At the Singapore Repertory Theatre
Shabana Azmi, Peter Friedman, Simon Jones
One of Harold Pinter's greatest plays (and that's saying a lot), Betrayal tells the story of an affair in reverse, from a gathering of two former lovers Emma (Shabana Azmi) and Jerry (Peter Friedman) two years after the end of the affair, to the moment of declaration of affection. Yet Betrayal is about far more than the most obvious betrayal of adultery. It is about betrayal in many forms: the ways in which we betray lovers, friends, and ourselves, and the way life itself betrays expectations of how anything should turn out. Emma's husband is Jerry's best friend Robert (Simon Jones), who seems initially the poor cuckolded husband, before the play betrays our own assumptions and expectations, with revelations of casual violence ("I've hit Emma once or twice") and of Robert's knowledge of his wife's affair. It's a love triangle of sorts, given how significant Robert and Jerry's friendship are (Robert goes on, in a memorable bit, about why women shouldn't join in their regular squash game).

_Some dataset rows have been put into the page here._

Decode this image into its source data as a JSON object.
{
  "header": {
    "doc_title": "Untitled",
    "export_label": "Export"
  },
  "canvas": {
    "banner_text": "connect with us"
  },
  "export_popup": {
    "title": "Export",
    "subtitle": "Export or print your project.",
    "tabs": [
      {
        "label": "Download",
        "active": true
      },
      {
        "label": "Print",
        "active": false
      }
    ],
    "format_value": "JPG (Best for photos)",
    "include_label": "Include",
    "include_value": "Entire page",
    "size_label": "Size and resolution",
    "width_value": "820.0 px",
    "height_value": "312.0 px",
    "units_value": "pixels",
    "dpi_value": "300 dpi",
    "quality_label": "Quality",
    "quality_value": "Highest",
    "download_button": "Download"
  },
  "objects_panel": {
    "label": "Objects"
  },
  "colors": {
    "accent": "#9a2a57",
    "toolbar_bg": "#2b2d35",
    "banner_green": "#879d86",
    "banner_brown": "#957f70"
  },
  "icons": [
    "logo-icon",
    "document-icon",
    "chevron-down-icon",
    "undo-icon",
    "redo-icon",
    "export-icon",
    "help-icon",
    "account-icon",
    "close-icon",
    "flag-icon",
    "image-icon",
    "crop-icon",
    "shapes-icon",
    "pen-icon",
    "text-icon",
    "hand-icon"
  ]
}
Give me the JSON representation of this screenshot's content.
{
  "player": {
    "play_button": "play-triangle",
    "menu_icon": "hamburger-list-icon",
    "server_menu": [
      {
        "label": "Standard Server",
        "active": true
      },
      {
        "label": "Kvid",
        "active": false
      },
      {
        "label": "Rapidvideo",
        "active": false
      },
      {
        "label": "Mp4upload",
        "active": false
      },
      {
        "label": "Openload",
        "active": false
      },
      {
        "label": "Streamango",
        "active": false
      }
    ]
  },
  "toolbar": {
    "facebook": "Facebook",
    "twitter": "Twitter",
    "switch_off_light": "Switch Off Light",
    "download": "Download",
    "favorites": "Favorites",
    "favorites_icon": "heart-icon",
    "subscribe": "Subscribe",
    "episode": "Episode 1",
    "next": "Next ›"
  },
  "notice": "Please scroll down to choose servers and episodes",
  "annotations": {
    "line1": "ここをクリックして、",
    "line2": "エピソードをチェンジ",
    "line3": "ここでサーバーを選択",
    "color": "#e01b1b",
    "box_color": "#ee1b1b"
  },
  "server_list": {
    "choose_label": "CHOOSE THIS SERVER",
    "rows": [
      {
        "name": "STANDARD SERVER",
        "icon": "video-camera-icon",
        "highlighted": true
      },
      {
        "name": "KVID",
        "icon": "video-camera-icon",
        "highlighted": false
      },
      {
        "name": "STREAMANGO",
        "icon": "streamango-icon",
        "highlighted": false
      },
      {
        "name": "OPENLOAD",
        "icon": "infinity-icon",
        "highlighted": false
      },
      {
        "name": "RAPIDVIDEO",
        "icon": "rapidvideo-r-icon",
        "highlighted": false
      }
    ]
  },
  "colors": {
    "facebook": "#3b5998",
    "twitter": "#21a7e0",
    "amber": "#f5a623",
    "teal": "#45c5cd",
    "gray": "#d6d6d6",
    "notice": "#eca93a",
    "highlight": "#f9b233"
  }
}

The Singapore Repertory Theatre's staging opens with a spare stage dominated by one large leather chair - all the better to spotlight Pinter's economical language. as Jerry notes, not bitterly, "You remember the form. I ask about your husband, you ask about my wife". Short cadences, each word gaining meaning later in the play when we learn the context behind it. The staging also serves to highlight the excellent acting of the two male leads, Friedman (is one obliged to say "the Tony-nominated Peter Friedman"?) and Jones. Less convincing is as Azmi as Emma, who comes across as a bit too mannered.
So Betrayal explores how its titular topic corrodes, stripping down love and friendship, infecting relationships. It also suggests an interesting question: is betrayal just the act of deceit itself, or is providing the confirmation of the act to the betrayed party an important part of betrayal? Dramatic irony naturally punctuates Betrayal, given that its structure means we are the only ones who know what the impact of the choices the characters are making. But even as the characters shed their knowledge by going back, we in the audience gain the burden of knowing, as we move inevitably towards the prelapsarian past: the play's initial references to reading Yeats on Torcello or to the flat at Kilburn all gain added significance when Torcello and Kilburn are mentioned again.
By going backwards, the play pares away the layers of life that accrete onto one's character - responsibilities, pregnancies, and so on - to a singularity: Jerry first declaration of love to Emma, "You are the only thing that has happened". At the end, we are left to reflect that it all seems such a promising start, with the universe collapsed into one person. And through this chronological regression, Betrayal manages to ask us the same, awkward question that anyone who's ever had a breakup or anyone who's had a friendship gone awry asks: how did things get to this point?